Tot hizo un sonido intraducible de resignación y no dijo nada. Miró de soslayo a su guía según se desplazaban. No podía ocultar nada al maldito… bueno, en realidad no podía ocultar nada a nadie en el mundo espiritual, era una de las cosillas que tenía estar en el mundo espiritual… Sintió enrojecer cuando su guía le traspasó con la mirada y leyó en la profundidad de su alma… de manera literal. Lo hacía constantemente, y aún no se acababa de acostumbrar... No le gustaba hablar de sentimientos. No, señor. Aún no sabía cómo diablos expresar sus sentimientos, mucho menos cuando se trataba de algo que le producía miedo y le avergonzaba. A pesar de ello, agradecía la compañía de su guía. Sabía que él también lo había pasado mal siendo ignorado durante tanto tiempo. En silencio le condujo hasta su puesto de trabajo y le explicó la situación sin palabras. Solo sentimientos. Así le resultaba más fácil, y le daba la impresión de que su guía le comprendía mejor. Tantos años en la Tierra (milenios)… y sabía que un día tendría que volver porque había muchas cosas que aún le quedaban por aprender.

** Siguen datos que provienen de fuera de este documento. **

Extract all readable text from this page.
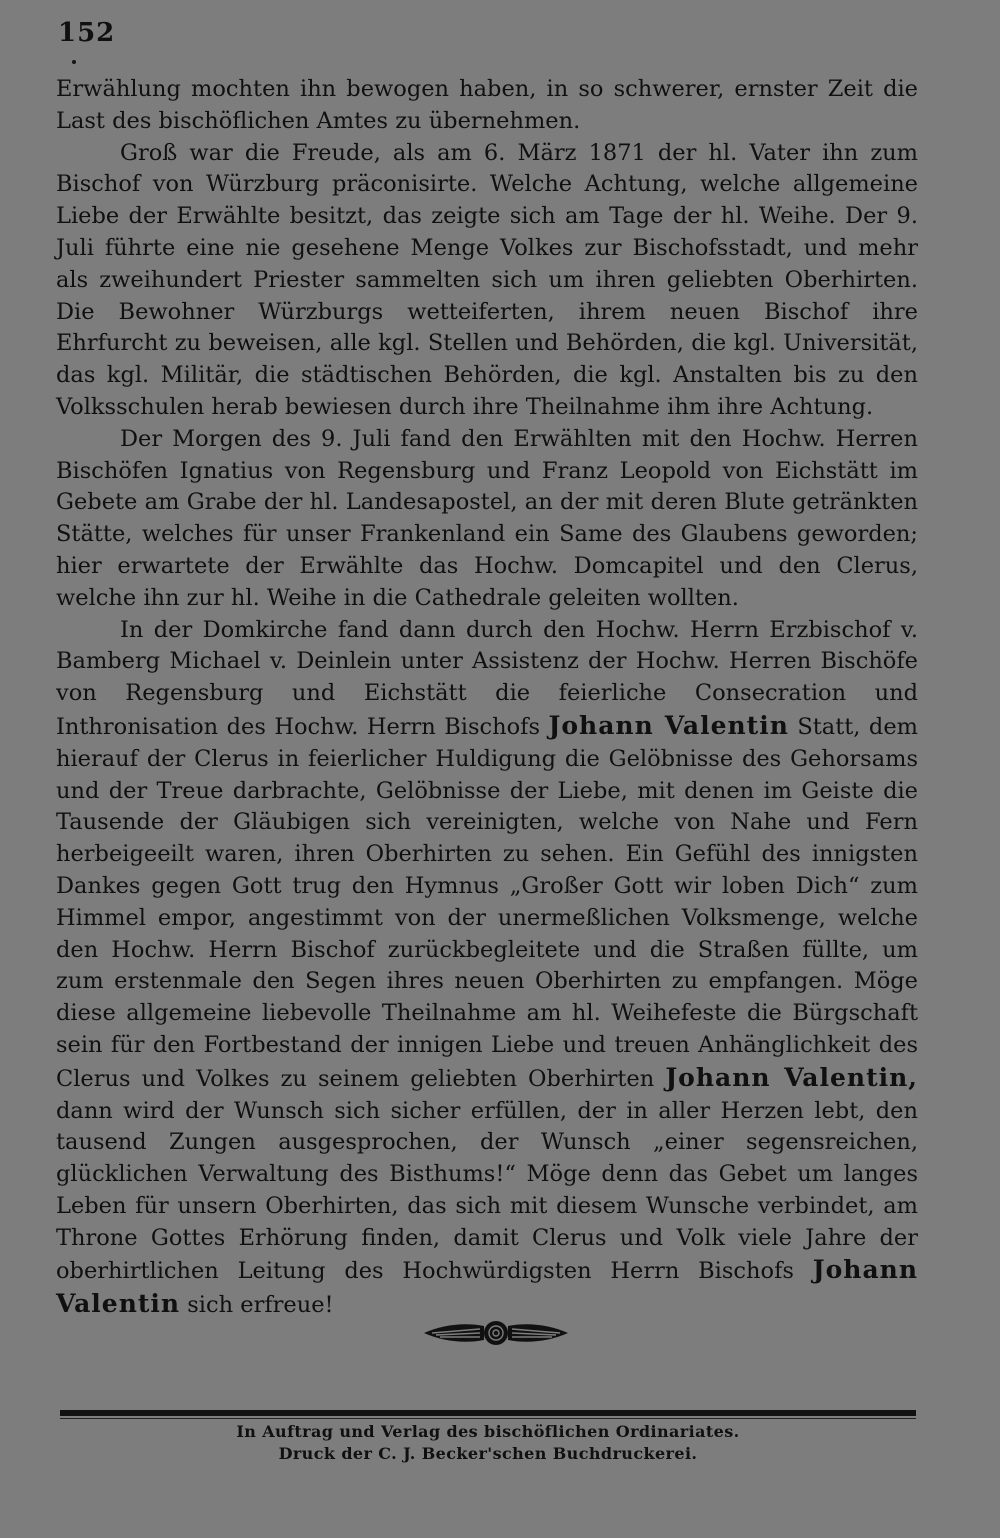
152

Erwählung mochten ihn bewogen haben, in so schwerer, ernster Zeit die Last des bischöflichen Amtes zu übernehmen.

Groß war die Freude, als am 6. März 1871 der hl. Vater ihn zum Bischof von Würzburg präconisirte. Welche Achtung, welche allgemeine Liebe der Erwählte besitzt, das zeigte sich am Tage der hl. Weihe. Der 9. Juli führte eine nie gesehene Menge Volkes zur Bischofsstadt, und mehr als zweihundert Priester sammelten sich um ihren geliebten Oberhirten. Die Bewohner Würzburgs wetteiferten, ihrem neuen Bischof ihre Ehrfurcht zu beweisen, alle kgl. Stellen und Behörden, die kgl. Universität, das kgl. Militär, die städtischen Behörden, die kgl. Anstalten bis zu den Volksschulen herab bewiesen durch ihre Theilnahme ihm ihre Achtung.

Der Morgen des 9. Juli fand den Erwählten mit den Hochw. Herren Bischöfen Ignatius von Regensburg und Franz Leopold von Eichstätt im Gebete am Grabe der hl. Landesapostel, an der mit deren Blute getränkten Stätte, welches für unser Frankenland ein Same des Glaubens geworden; hier erwartete der Erwählte das Hochw. Domcapitel und den Clerus, welche ihn zur hl. Weihe in die Cathedrale geleiten wollten.

In der Domkirche fand dann durch den Hochw. Herrn Erzbischof v. Bamberg Michael v. Deinlein unter Assistenz der Hochw. Herren Bischöfe von Regensburg und Eichstätt die feierliche Consecration und Inthronisation des Hochw. Herrn Bischofs Johann Valentin Statt, dem hierauf der Clerus in feierlicher Huldigung die Gelöbnisse des Gehorsams und der Treue darbrachte, Gelöbnisse der Liebe, mit denen im Geiste die Tausende der Gläubigen sich vereinigten, welche von Nahe und Fern herbeigeeilt waren, ihren Oberhirten zu sehen. Ein Gefühl des innigsten Dankes gegen Gott trug den Hymnus „Großer Gott wir loben Dich“ zum Himmel empor, angestimmt von der unermeßlichen Volksmenge, welche den Hochw. Herrn Bischof zurückbegleitete und die Straßen füllte, um zum erstenmale den Segen ihres neuen Oberhirten zu empfangen. Möge diese allgemeine liebevolle Theilnahme am hl. Weihefeste die Bürgschaft sein für den Fortbestand der innigen Liebe und treuen Anhänglichkeit des Clerus und Volkes zu seinem geliebten Oberhirten Johann Valentin, dann wird der Wunsch sich sicher erfüllen, der in aller Herzen lebt, den tausend Zungen ausgesprochen, der Wunsch „einer segensreichen, glücklichen Verwaltung des Bisthums!“ Möge denn das Gebet um langes Leben für unsern Oberhirten, das sich mit diesem Wunsche verbindet, am Throne Gottes Erhörung finden, damit Clerus und Volk viele Jahre der oberhirtlichen Leitung des Hochwürdigsten Herrn Bischofs Johann Valentin sich erfreue!

In Auftrag und Verlag des bischöflichen Ordinariates.
Druck der C. J. Becker'schen Buchdruckerei.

De ese modo, sin palabras, Tot le contó en qué iba a consistir su próxima misión, y le confesó que estaba muy preocupado… no solo preocupado, estaba aterrorizado, no solo por cómo iba a desempeñar su trabajo, sino cómo iba a enfrentarse a tantos recuerdos y a tantas sensaciones que presenciar una batalla como ésa le iba a producir en su alma. En la sesión preparatoria les habían aconsejado hacer una aproximación paulatina a esos estímulos, para minimizar el impacto psicológico que sobrevendría después, y por eso había decidido revivir uno de sus finales más tristes y sangrientos. Aunque hubiesen visto y vivido lo indecible, y aunque las emociones sin duda se manejaban de otra forma una vez liberados de sus cuerpos materiales, era como sumergirse de nuevo en un mar embravecido donde las emociones de los que sí estaban vivos iban a mezclarse con ellos. La energía que se creaba en un campo de batalla tenía tal fuerza que era imposible escapar a la marea. Los iba a arrastrar a todos igual que haría un tsunami en una isla. Cuando morías en un campo de batalla, eras consciente de tu miedo y tu dolor, luchabas por tu vida y junto a ti caían docenas de soldados que ni siquiera conocías. Cuando acudías a un campo de batalla como Ángel de la Muerte, no solo eras consciente del dolor de un ser humano, sino del dolor de todas esas almas perdidas que ahora se habían convertido en tus hermanos, fueran del lado que fueran. Eras mucho más consciente de la insignificancia de las vidas humanas, pero también comprendías mucho mejor el enorme apego que esas pobres almas sentían por sus cuerpos físicos y el sufrimiento que suponía dejar la Tierra en esas circunstancias… Los Ángeles lo sabían por experiencia, o no estarían donde estaban.

Ayudar a morir no era nada fácil a veces. Tot tenía buenas razones para estar preocupado. Pero era el trabajo que había elegido… el trabajo para el que se había preparado.